Kearney played more often for Connacht in his second season, making 8 starts and 7 replacement appearances in the 2012–13 Pro12. He also played for the province in 4 of their 6 pool games in the 2013–14 Heineken Cup, starting all but one of his games. He scored his first try for the team in a Pro12 match away to Edinburgh on 12 April 2013, which Connacht won 32–24.

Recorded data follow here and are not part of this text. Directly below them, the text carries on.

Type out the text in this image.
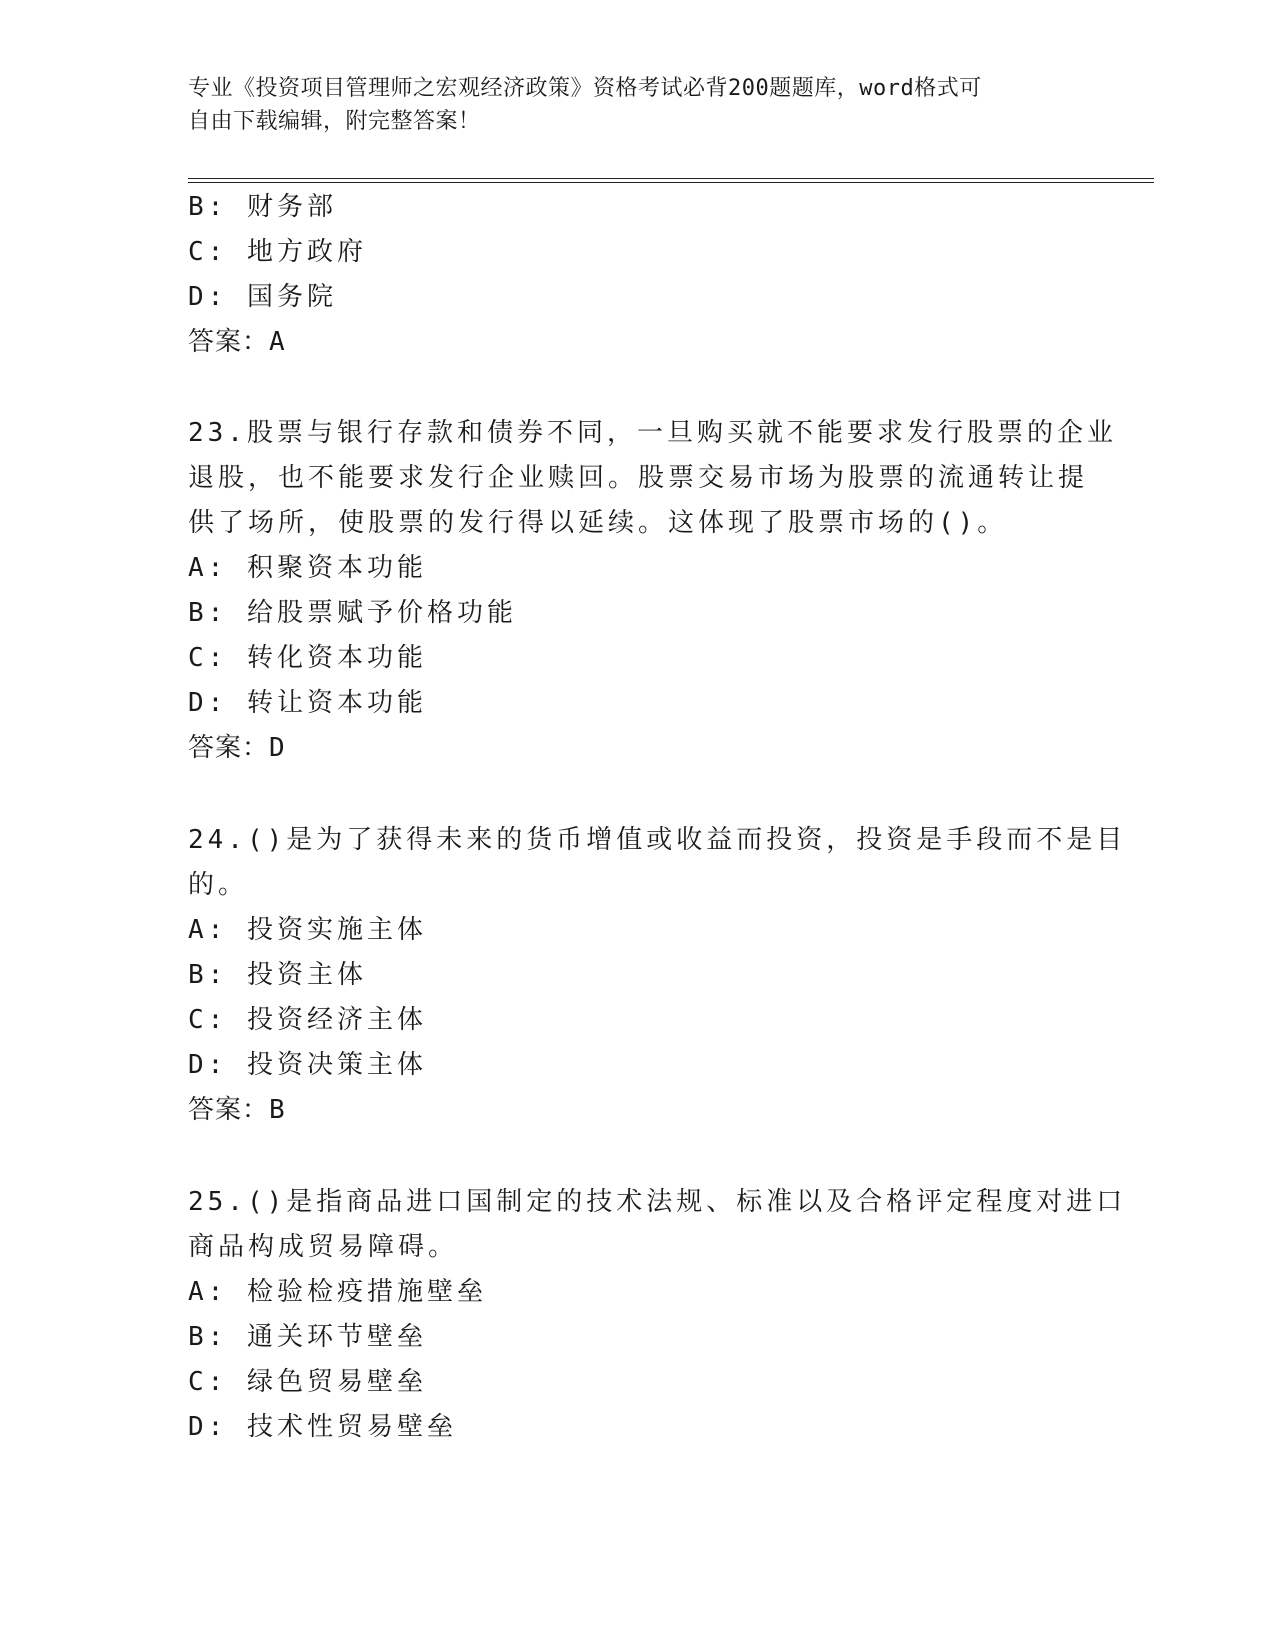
专业《投资项目管理师之宏观经济政策》资格考试必背200题题库，word格式可
自由下载编辑，附完整答案！
B: 财务部
C: 地方政府
D: 国务院
答案：A
23.股票与银行存款和债券不同，一旦购买就不能要求发行股票的企业
退股，也不能要求发行企业赎回。股票交易市场为股票的流通转让提
供了场所，使股票的发行得以延续。这体现了股票市场的()。
A: 积聚资本功能
B: 给股票赋予价格功能
C: 转化资本功能
D: 转让资本功能
答案：D
24.()是为了获得未来的货币增值或收益而投资，投资是手段而不是目
的。
A: 投资实施主体
B: 投资主体
C: 投资经济主体
D: 投资决策主体
答案：B
25.()是指商品进口国制定的技术法规、标准以及合格评定程度对进口
商品构成贸易障碍。
A: 检验检疫措施壁垒
B: 通关环节壁垒
C: 绿色贸易壁垒
D: 技术性贸易壁垒
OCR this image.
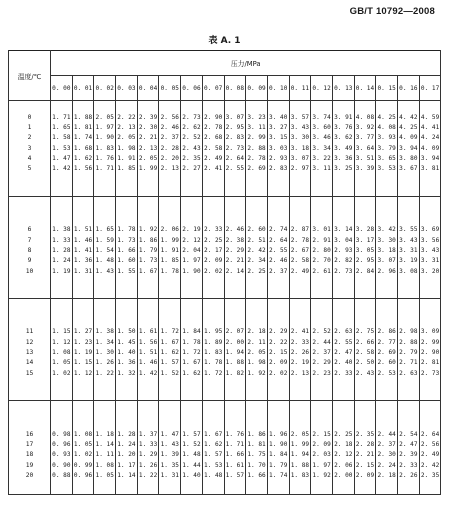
GB/T 10792—2008
表 A. 1
温度/℃	压力/MPa																	
	0. 00	0. 01	0. 02	0. 03	0. 04	0. 05	0. 06	0. 07	0. 08	0. 09	0. 10	0. 11	0. 12	0. 13	0. 14	0. 15	0. 16	0. 17

0	1. 71	1. 88	2. 05	2. 22	2. 39	2. 56	2. 73	2. 90	3. 07	3. 23	3. 40	3. 57	3. 74	3. 91	4. 08	4. 25	4. 42	4. 59
1	1. 65	1. 81	1. 97	2. 13	2. 30	2. 46	2. 62	2. 78	2. 95	3. 11	3. 27	3. 43	3. 60	3. 76	3. 92	4. 08	4. 25	4. 41
2	1. 58	1. 74	1. 90	2. 05	2. 21	2. 37	2. 52	2. 68	2. 83	2. 99	3. 15	3. 30	3. 46	3. 62	3. 77	3. 93	4. 09	4. 24
3	1. 53	1. 68	1. 83	1. 98	2. 13	2. 28	2. 43	2. 58	2. 73	2. 88	3. 03	3. 18	3. 34	3. 49	3. 64	3. 79	3. 94	4. 09
4	1. 47	1. 62	1. 76	1. 91	2. 05	2. 20	2. 35	2. 49	2. 64	2. 78	2. 93	3. 07	3. 22	3. 36	3. 51	3. 65	3. 80	3. 94
5	1. 42	1. 56	1. 71	1. 85	1. 99	2. 13	2. 27	2. 41	2. 55	2. 69	2. 83	2. 97	3. 11	3. 25	3. 39	3. 53	3. 67	3. 81

6	1. 38	1. 51	1. 65	1. 78	1. 92	2. 06	2. 19	2. 33	2. 46	2. 60	2. 74	2. 87	3. 01	3. 14	3. 28	3. 42	3. 55	3. 69
7	1. 33	1. 46	1. 59	1. 73	1. 86	1. 99	2. 12	2. 25	2. 38	2. 51	2. 64	2. 78	2. 91	3. 04	3. 17	3. 30	3. 43	3. 56
8	1. 28	1. 41	1. 54	1. 66	1. 79	1. 91	2. 04	2. 17	2. 29	2. 42	2. 55	2. 67	2. 80	2. 93	3. 05	3. 18	3. 31	3. 43
9	1. 24	1. 36	1. 48	1. 60	1. 73	1. 85	1. 97	2. 09	2. 21	2. 34	2. 46	2. 58	2. 70	2. 82	2. 95	3. 07	3. 19	3. 31
10	1. 19	1. 31	1. 43	1. 55	1. 67	1. 78	1. 90	2. 02	2. 14	2. 25	2. 37	2. 49	2. 61	2. 73	2. 84	2. 96	3. 08	3. 20

11	1. 15	1. 27	1. 38	1. 50	1. 61	1. 72	1. 84	1. 95	2. 07	2. 18	2. 29	2. 41	2. 52	2. 63	2. 75	2. 86	2. 98	3. 09
12	1. 12	1. 23	1. 34	1. 45	1. 56	1. 67	1. 78	1. 89	2. 00	2. 11	2. 22	2. 33	2. 44	2. 55	2. 66	2. 77	2. 88	2. 99
13	1. 08	1. 19	1. 30	1. 40	1. 51	1. 62	1. 72	1. 83	1. 94	2. 05	2. 15	2. 26	2. 37	2. 47	2. 58	2. 69	2. 79	2. 90
14	1. 05	1. 15	1. 26	1. 36	1. 46	1. 57	1. 67	1. 78	1. 88	1. 98	2. 09	2. 19	2. 29	2. 40	2. 50	2. 60	2. 71	2. 81
15	1. 02	1. 12	1. 22	1. 32	1. 42	1. 52	1. 62	1. 72	1. 82	1. 92	2. 02	2. 13	2. 23	2. 33	2. 43	2. 53	2. 63	2. 73

16	0. 98	1. 08	1. 18	1. 28	1. 37	1. 47	1. 57	1. 67	1. 76	1. 86	1. 96	2. 05	2. 15	2. 25	2. 35	2. 44	2. 54	2. 64
17	0. 96	1. 05	1. 14	1. 24	1. 33	1. 43	1. 52	1. 62	1. 71	1. 81	1. 90	1. 99	2. 09	2. 18	2. 28	2. 37	2. 47	2. 56
18	0. 93	1. 02	1. 11	1. 20	1. 29	1. 39	1. 48	1. 57	1. 66	1. 75	1. 84	1. 94	2. 03	2. 12	2. 21	2. 30	2. 39	2. 49
19	0. 90	0. 99	1. 08	1. 17	1. 26	1. 35	1. 44	1. 53	1. 61	1. 70	1. 79	1. 88	1. 97	2. 06	2. 15	2. 24	2. 33	2. 42
20	0. 88	0. 96	1. 05	1. 14	1. 22	1. 31	1. 40	1. 48	1. 57	1. 66	1. 74	1. 83	1. 92	2. 00	2. 09	2. 18	2. 26	2. 35
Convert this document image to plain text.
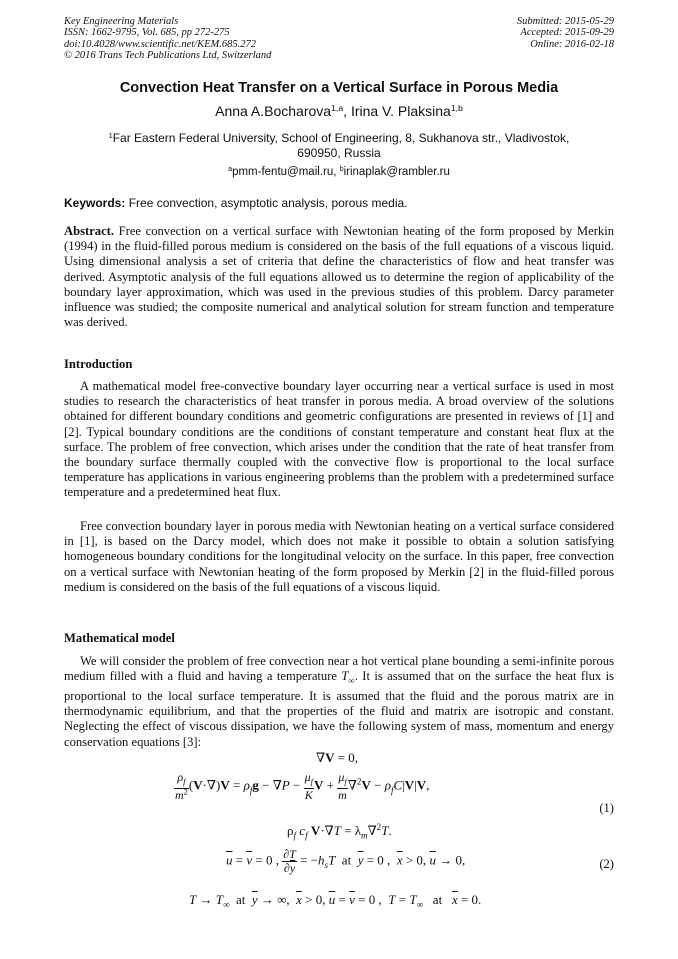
Key Engineering Materials
ISSN: 1662-9795, Vol. 685, pp 272-275
doi:10.4028/www.scientific.net/KEM.685.272
© 2016 Trans Tech Publications Ltd, Switzerland
Submitted: 2015-05-29
Accepted: 2015-09-29
Online: 2016-02-18
Convection Heat Transfer on a Vertical Surface in Porous Media
Anna A.Bocharova$^{1,a}$, Irina V. Plaksina$^{1,b}$
$^1$Far Eastern Federal University, School of Engineering, 8, Sukhanova str., Vladivostok,
690950, Russia
$^a$pmm-fentu@mail.ru, $^b$irinaplak@rambler.ru
Keywords: Free convection, asymptotic analysis, porous media.
Abstract. Free convection on a vertical surface with Newtonian heating of the form proposed by Merkin (1994) in the fluid-filled porous medium is considered on the basis of the full equations of a viscous liquid. Using dimensional analysis a set of criteria that define the characteristics of flow and heat transfer was derived. Asymptotic analysis of the full equations allowed us to determine the region of applicability of the boundary layer approximation, which was used in the previous studies of this problem. Darcy parameter influence was studied; the composite numerical and analytical solution for stream function and temperature was derived.
Introduction
A mathematical model free-convective boundary layer occurring near a vertical surface is used in most studies to research the characteristics of heat transfer in porous media. A broad overview of the solutions obtained for different boundary conditions and geometric configurations are presented in reviews of [1] and [2]. Typical boundary conditions are the conditions of constant temperature and constant heat flux at the surface. The problem of free convection, which arises under the condition that the rate of heat transfer from the boundary surface thermally coupled with the convective flow is proportional to the local surface temperature has applications in various engineering problems than the problem with a predetermined surface temperature and a predetermined heat flux.
Free convection boundary layer in porous media with Newtonian heating on a vertical surface considered in [1], is based on the Darcy model, which does not make it possible to obtain a solution satisfying homogeneous boundary conditions for the longitudinal velocity on the surface. In this paper, free convection on a vertical surface with Newtonian heating of the form proposed by Merkin [2] in the fluid-filled porous medium is considered on the basis of the full equations of a viscous liquid.
Mathematical model
We will consider the problem of free convection near a hot vertical plane bounding a semi-infinite porous medium filled with a fluid and having a temperature $T_\infty$. It is assumed that on the surface the heat flux is proportional to the local surface temperature. It is assumed that the fluid and the porous matrix are in thermodynamic equilibrium, and that the properties of the fluid and matrix are isotropic and constant. Neglecting the effect of viscous dissipation, we have the following system of mass, momentum and energy conservation equations [3]:
∇V = 0,
$\frac{\rho_f}{m^2} (V\cdot\nabla)V = \rho_fg - \nabla P - \frac{\mu_f}{K}$ $V + \frac{\mu_f}{m} \nabla^2V - \rho_fC|V|V$,
(1)
$\rho_f$ $c_f$ $V\cdot\nabla T = \lambda_m\nabla^2T$.
$\overline{u} = \overline{v} = 0$ , $\frac{\partial T}{\partial\overline{y}} = -h_sT$  at  $\overline{y} = 0$ ,  $\overline{x} > 0$, $\overline{u} \to 0$,	(2)
$T \to T_\infty$  at  $\overline{y}$ → ∞,  $\overline{x} > 0$, $\overline{u} = \overline{v} = 0$ ,  $T = T_\infty$   at   $\overline{x} = 0$.
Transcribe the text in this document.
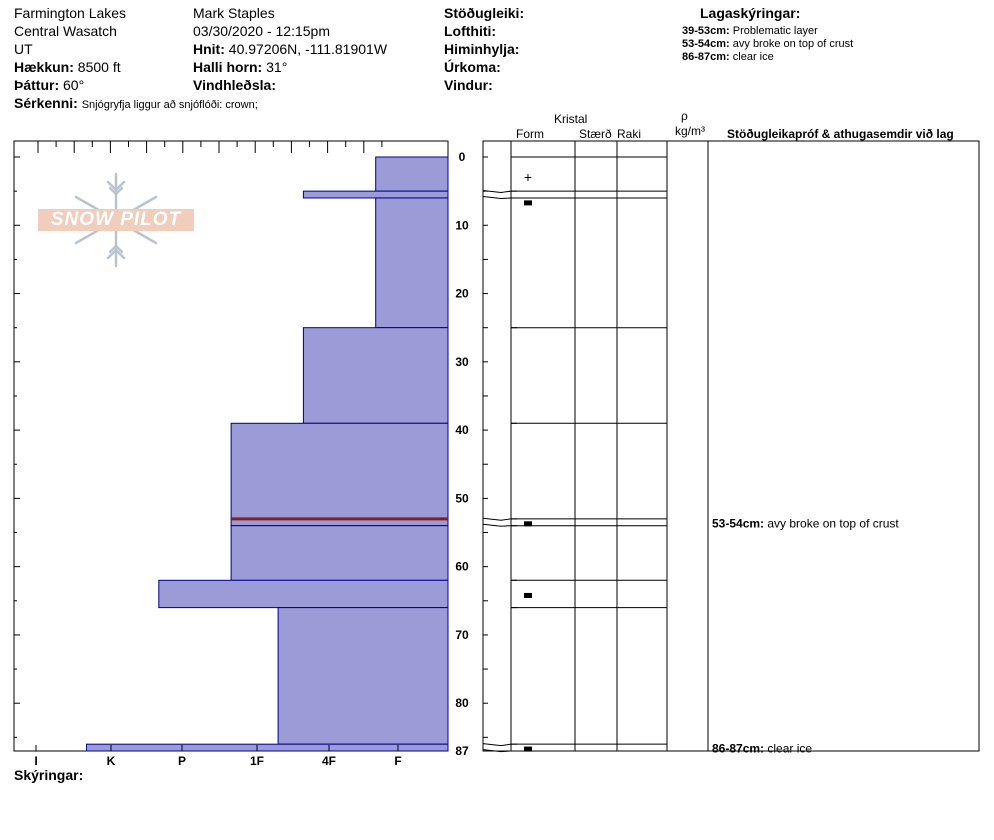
Farmington Lakes
Central Wasatch
UT
Hækkun: 8500 ft
Þáttur: 60°
Sérkenni: Snjógryfja liggur að snjóflóði: crown;
Mark Staples
03/30/2020 - 12:15pm
Hnit: 40.97206N, -111.81901W
Halli horn: 31°
Vindhleðsla:
Stöðugleiki:
Lofthiti:
Himinhylja:
Úrkoma:
Vindur:
Lagaskýringar:
39-53cm: Problematic layer
53-54cm: avy broke on top of crust
86-87cm: clear ice
Kristal
Form	Stærð Raki
ρ
kg/m³ Stöðugleikapróf & athugasemdir við lag
Skýringar:
SNOW PILOT
I	K	P	1F	4F	F
0
10
20
30
40
50
60
70
80
87
+
53-54cm: avy broke on top of crust
86-87cm: clear ice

In April 2015 it was announced that Kearney would return to his native province of Leinster for the 2015–16 season. Kearney was released by Leinster at the end of the 2018–19 season, and joined Italian side Zebre ahead of the 2019–20 season, where former Leinster teammate Ian Nagle had also moved to. On 30 May 2021 he left Zebre, and on 26 August he joined Ulster on a short-term contract. He left Ulster at the end of the 2021–22 season, announcing his retirement in May 2022.

===International===
Kearney has represented Ireland at under-age levels including playing for the Irish under-20 team. He was part of the squad that went to the 2011 IRB Junior World Championship in Italy. He started each of the group matches against England, South Africa and Scotland in the second row, as well as the first game in the 5–8th place play-offs against South Africa. He was left as a replacement for the final game against Wales, however.